Chipman’s nomination has drawn fierce opposition from national gun rights organizations and grassroots rights activists. AmmoLand News Editor-in-Chief Fredy Reihl is urging readers to oppose the nomination. But it underscores the anti-gun philosophy of the Biden-Harris administration. Joe Biden and Kamala Harris are both perennial anti-gunners. The president has often boasted about “beating” the National Rifle Association during his Senate career.
NPR is predicting a “brutal” confirmation process for Chipman. Noting his nomination has “garnered strong support from gun control advocates and has drawn fierce opposition from gun rights groups,” there is no guarantee he will eke out a confirmation from the evenly-divided Senate, even with Harris poised to provide a tie-breaking vote should one arise.

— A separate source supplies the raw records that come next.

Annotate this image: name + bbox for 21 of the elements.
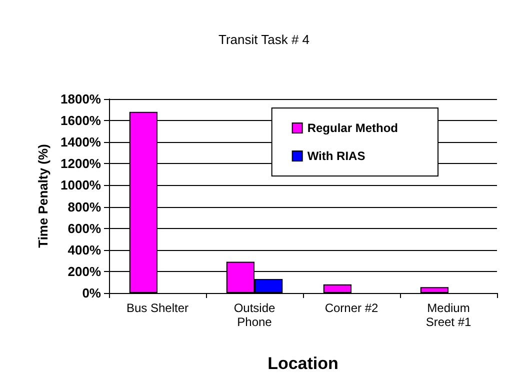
x-axis-title: Location: [268, 354, 338, 373]
y-tick-label: 1400%: [60, 134, 102, 150]
bar: [323, 284, 352, 293]
y-tick-label: 1800%: [60, 92, 102, 106]
y-axis-title: Time Penalty (%): [36, 144, 51, 248]
y-tick-label: 800%: [68, 199, 102, 214]
y-tick-label: 0%: [82, 286, 102, 300]
y-tick-label: 1200%: [60, 156, 102, 172]
y-tick-label: 1000%: [60, 178, 102, 193]
x-tick-label: Outside Phone: [234, 301, 276, 329]
y-tick-label: 600%: [68, 220, 102, 236]
legend-label: Regular Method: [307, 121, 398, 135]
bar: [420, 287, 448, 293]
x-tick-label: Corner #2: [324, 301, 378, 315]
y-tick-label: 1600%: [60, 113, 102, 128]
y-tick-label: 200%: [68, 264, 102, 279]
x-tick-label: Medium Sreet #1: [426, 301, 472, 329]
x-tick-label: Bus Shelter: [126, 301, 189, 315]
y-tick-label: 400%: [68, 242, 102, 258]
legend-label: With RIAS: [307, 149, 366, 163]
chart-title: Transit Task # 4: [218, 32, 310, 47]
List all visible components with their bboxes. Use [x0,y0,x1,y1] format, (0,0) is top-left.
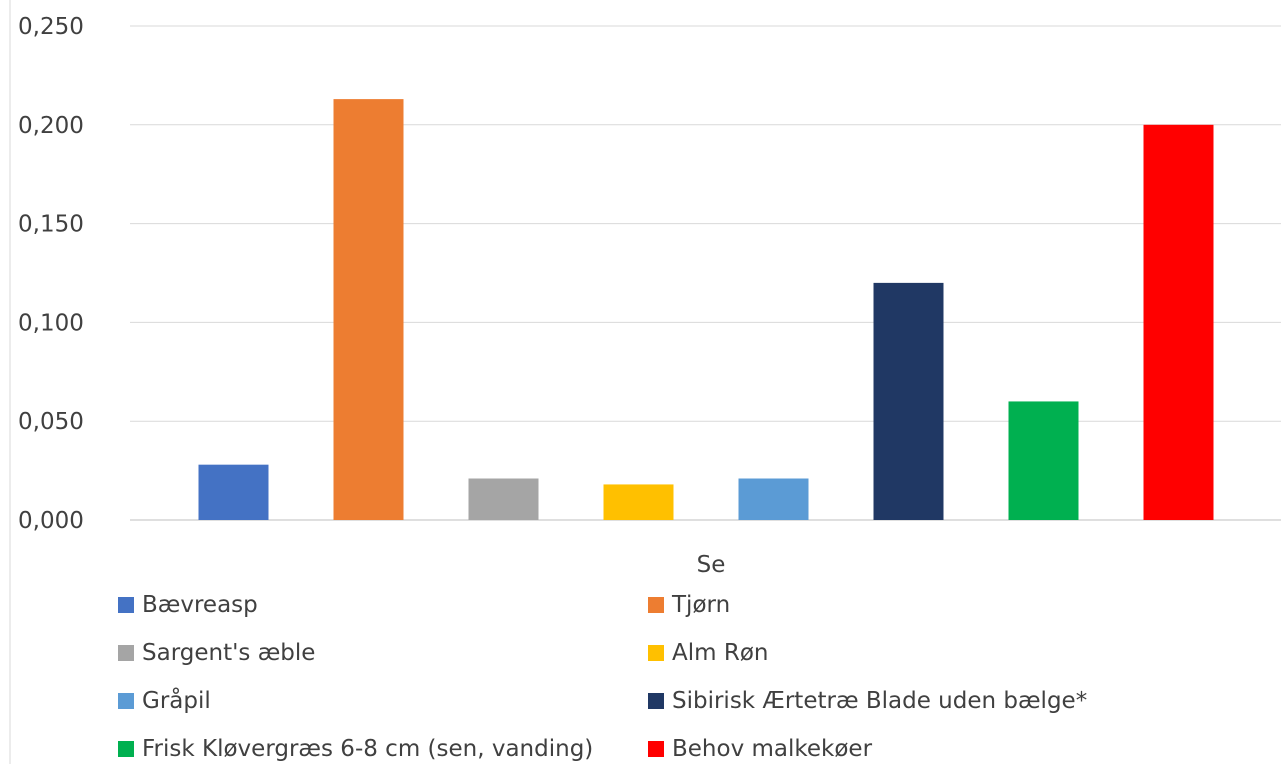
y-tick-label: 0,000 [18,508,84,534]
bar [333,99,404,520]
legend-swatch [118,693,134,709]
legend-item: Bævreasp [118,592,258,618]
legend-item: Tjørn [648,592,730,618]
y-axis-tick-labels: 0,000 0,050 0,100 0,150 0,200 0,250 [18,14,84,534]
y-tick-label: 0,200 [18,113,84,139]
legend-swatch [118,645,134,661]
legend-swatch [118,741,134,757]
y-tick-label: 0,150 [18,212,84,238]
bars [198,99,1214,521]
legend-item: Sargent's æble [118,640,315,666]
bar [468,478,539,520]
legend-item: Sibirisk Ærtetræ Blade uden bælge* [648,688,1087,714]
legend-label: Sargent's æble [142,640,316,666]
legend-label: Alm Røn [672,640,769,666]
legend-swatch [118,597,134,613]
bar [738,478,809,520]
legend-swatch [648,597,664,613]
y-tick-label: 0,050 [18,409,84,435]
y-tick-label: 0,250 [18,14,84,40]
gridlines [130,25,1281,521]
legend-item: Frisk Kløvergræs 6-8 cm (sen, vanding) [118,736,593,762]
legend-item: Alm Røn [648,640,768,666]
legend-swatch [648,741,664,757]
legend-label: Frisk Kløvergræs 6-8 cm (sen, vanding) [142,736,594,762]
legend-item: Behov malkekøer [648,736,872,762]
legend-label: Gråpil [142,688,211,714]
legend-label: Tjørn [672,592,731,618]
bar [1143,124,1214,521]
legend-label: Bævreasp [142,592,258,618]
bar [873,282,944,520]
bar [603,484,674,520]
legend-label: Sibirisk Ærtetræ Blade uden bælge* [672,688,1088,714]
bar [1008,401,1079,520]
legend-item: Gråpil [118,688,211,714]
legend-swatch [648,645,664,661]
legend-swatch [648,693,664,709]
bar [198,464,269,520]
y-tick-label: 0,100 [18,310,84,336]
x-axis-label: Se [697,552,726,578]
legend-label: Behov malkekøer [672,736,873,762]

Meanwhile, Psaki told reporters Monday that Biden “will continue to advocate for the Senate passing universal background checks, but also advocate for actions in states where we have seen the greatest level of activism over the past several years.”
But the question is whether passage of background check legislation will have any impact on the criminal misuse of firearms. So far, there is no indication it will.
CNN referred to a mass shooting in Cumberland County, New Jersey over the weekend. New Jersey has some of the strictest gun control laws in the nation, but those laws didn’t prevent the incident, which claimed two lives and left a dozen others injured.
New York City, which also has strict gun control laws, saw 29 people shot over the weekend, CNN reported.